Günderode, Karoline von

Die Göttin sinkt in namenlosem Leide;
Den Jäger traf des Thieres wilde Wuth;
Die Rose trinkend von des Jünglings Blut,
Glänzt ferner nicht im weißen Liljenkleide.

Das Abendroth der kurzen Liebesfreude
Blickt traurig aus der Blume dunklen Gluth;
Adonis todt im Arm der Göttin ruht;
Das Schönste wird des kargen Hades Beute.

Verhaßt ist ihr des langen Lebens Dauer,
Das Götterlos wird ihrer Seele Trauer,
Die sehnsuchtskrank den süßen Gatten sucht.

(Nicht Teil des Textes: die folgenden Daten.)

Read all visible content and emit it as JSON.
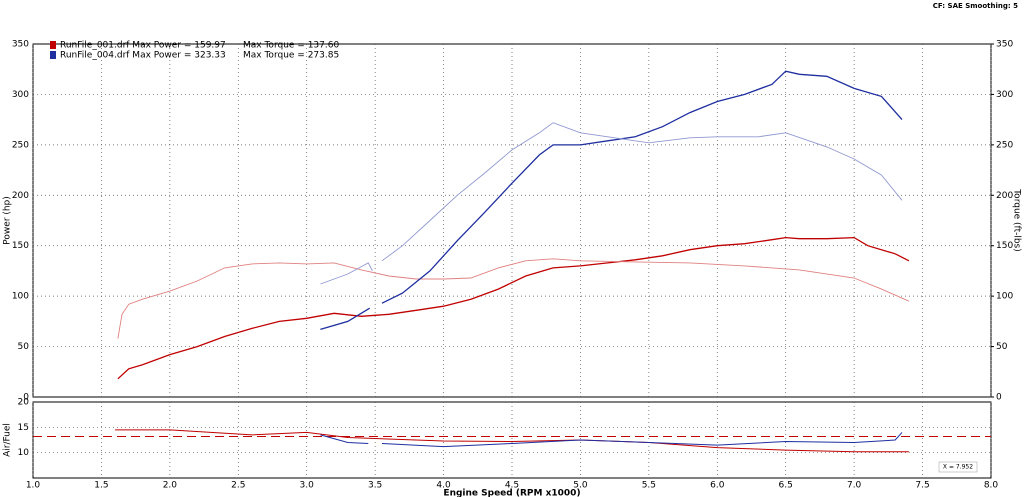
{
  "header": "CF: SAE  Smoothing: 5",
  "chart_data": [
    {
      "type": "line",
      "ylabel": "Power (hp)",
      "y2label": "Torque (ft-lbs)",
      "xlim": [
        1.0,
        8.0
      ],
      "xticks": [
        {
          "value": 1.0,
          "label": "1.0"
        },
        1.5,
        {
          "value": 2.0,
          "label": "2.0"
        },
        2.5,
        {
          "value": 3.0,
          "label": "3.0"
        },
        3.5,
        {
          "value": 4.0,
          "label": "4.0"
        },
        4.5,
        {
          "value": 5.0,
          "label": "5.0"
        },
        5.5,
        {
          "value": 6.0,
          "label": "6.0"
        },
        6.5,
        {
          "value": 7.0,
          "label": "7.0"
        },
        7.5,
        {
          "value": 8.0,
          "label": "8.0"
        }
      ],
      "ylim": [
        0,
        350
      ],
      "yticks": [
        0,
        50,
        100,
        150,
        200,
        250,
        300,
        350
      ],
      "y2lim": [
        0,
        350
      ],
      "y2ticks": [
        0,
        50,
        100,
        150,
        200,
        250,
        300,
        350
      ],
      "grid": true,
      "legend": [
        {
          "color": "#c00000",
          "text": "RunFile_001.drf Max Power = 159.97",
          "text2": "Max Torque = 137.60"
        },
        {
          "color": "#1f2fa0",
          "text": "RunFile_004.drf Max Power = 323.33",
          "text2": "Max Torque = 273.85"
        }
      ],
      "series": [
        {
          "color": "#c00000",
          "width": 1.3,
          "x": [
            1.62,
            1.7,
            1.8,
            2.0,
            2.2,
            2.4,
            2.6,
            2.8,
            3.0,
            3.2,
            3.4,
            3.6,
            3.8,
            4.0,
            4.2,
            4.4,
            4.6,
            4.8,
            5.0,
            5.2,
            5.4,
            5.6,
            5.8,
            6.0,
            6.2,
            6.4,
            6.5,
            6.6,
            6.8,
            7.0,
            7.1,
            7.3,
            7.4
          ],
          "values": [
            18,
            28,
            32,
            42,
            50,
            60,
            68,
            75,
            78,
            83,
            80,
            82,
            86,
            90,
            97,
            107,
            120,
            128,
            130,
            133,
            136,
            140,
            146,
            150,
            152,
            156,
            158,
            157,
            157,
            158,
            150,
            142,
            135
          ]
        },
        {
          "color": "#e08080",
          "width": 0.9,
          "axis": "y2",
          "x": [
            1.62,
            1.65,
            1.7,
            1.8,
            2.0,
            2.2,
            2.4,
            2.6,
            2.8,
            3.0,
            3.2,
            3.4,
            3.6,
            3.8,
            4.0,
            4.2,
            4.4,
            4.6,
            4.8,
            5.0,
            5.4,
            5.8,
            6.2,
            6.6,
            7.0,
            7.2,
            7.4
          ],
          "values": [
            58,
            82,
            92,
            97,
            105,
            115,
            128,
            132,
            133,
            132,
            133,
            126,
            120,
            117,
            117,
            118,
            128,
            135,
            137,
            135,
            134,
            133,
            130,
            126,
            118,
            107,
            95
          ]
        },
        {
          "color": "#1f2fa0",
          "width": 1.3,
          "x": [
            3.1,
            3.3,
            3.46,
            3.5,
            3.55,
            3.7,
            3.9,
            4.1,
            4.3,
            4.5,
            4.7,
            4.8,
            5.0,
            5.2,
            5.4,
            5.6,
            5.8,
            6.0,
            6.2,
            6.4,
            6.5,
            6.6,
            6.8,
            7.0,
            7.2,
            7.35
          ],
          "values": [
            67,
            75,
            88,
            null,
            93,
            103,
            125,
            155,
            183,
            212,
            240,
            250,
            250,
            254,
            258,
            268,
            282,
            293,
            300,
            310,
            323,
            320,
            318,
            306,
            298,
            275
          ]
        },
        {
          "color": "#9098d0",
          "width": 0.9,
          "axis": "y2",
          "x": [
            3.1,
            3.3,
            3.45,
            3.48,
            3.5,
            3.55,
            3.7,
            3.9,
            4.1,
            4.3,
            4.5,
            4.7,
            4.8,
            5.0,
            5.2,
            5.5,
            5.8,
            6.0,
            6.3,
            6.5,
            6.8,
            7.0,
            7.2,
            7.35
          ],
          "values": [
            112,
            122,
            133,
            125,
            null,
            135,
            150,
            175,
            200,
            222,
            245,
            262,
            272,
            262,
            258,
            252,
            257,
            258,
            258,
            262,
            248,
            236,
            220,
            195
          ]
        }
      ]
    },
    {
      "type": "line",
      "ylabel": "Air/Fuel",
      "xlabel": "Engine Speed (RPM x1000)",
      "xlim": [
        1.0,
        8.0
      ],
      "xticks": [
        {
          "value": 1.0,
          "label": "1.0"
        },
        1.5,
        {
          "value": 2.0,
          "label": "2.0"
        },
        2.5,
        {
          "value": 3.0,
          "label": "3.0"
        },
        3.5,
        {
          "value": 4.0,
          "label": "4.0"
        },
        4.5,
        {
          "value": 5.0,
          "label": "5.0"
        },
        5.5,
        {
          "value": 6.0,
          "label": "6.0"
        },
        6.5,
        {
          "value": 7.0,
          "label": "7.0"
        },
        7.5,
        {
          "value": 8.0,
          "label": "8.0"
        }
      ],
      "ylim": [
        5,
        20
      ],
      "yticks": [
        10,
        15,
        20
      ],
      "grid": true,
      "reference_line": {
        "value": 13.2,
        "color": "#c00000"
      },
      "annotation": "X = 7.952",
      "series": [
        {
          "color": "#c00000",
          "width": 1,
          "x": [
            1.6,
            2.0,
            2.3,
            2.6,
            3.0,
            3.3,
            3.5,
            4.0,
            4.5,
            5.0,
            5.5,
            6.0,
            6.5,
            7.0,
            7.4
          ],
          "values": [
            14.5,
            14.5,
            14,
            13.5,
            14,
            13,
            12.8,
            12.3,
            12.2,
            12.5,
            12,
            11,
            10.5,
            10.2,
            10.2
          ]
        },
        {
          "color": "#1f2fa0",
          "width": 1,
          "x": [
            3.1,
            3.3,
            3.45,
            3.5,
            3.55,
            4.0,
            4.5,
            5.0,
            5.5,
            6.0,
            6.5,
            7.0,
            7.3,
            7.35
          ],
          "values": [
            13.5,
            12,
            11.8,
            null,
            11.8,
            11.2,
            11.8,
            12.5,
            12,
            11.5,
            12.2,
            12,
            12.5,
            14
          ]
        }
      ]
    }
  ]
}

Und still erblühet heißer Thränen Frucht;
Den stummen Schmerz verkünden Anemonen,
Den ew'gen Wunsch im Schattenreich zu wohnen.

Den Liljenleib des Purpurs dunkler Schleier
Dem irren Blick der Göttin halb entzieht;
Der Trauer Bild, die Anemone, blüht
So weiß als roth zur stillen Todtenfeyer.

Erloschen ist in Ihm des Lebens Feuer,
Sein todtes Aug' die Blume nimmer sieht.
Doch plötzlich schmilzt der Göttin Leid im Lied,
Die Klage tönt, die Seele fühlt sich freier.

Ein Kranker, der des Liedes Sinn empfunden,
Durch Ihrer Töne Zauber soll gesunden.
Der Andacht gerne Liebe sich vertraut.

Und glaubig einen Tempel er sich baut,
Auf daß er pflege in dem Heiligthume
Der Sehnsucht Kind die süße Wunderblume.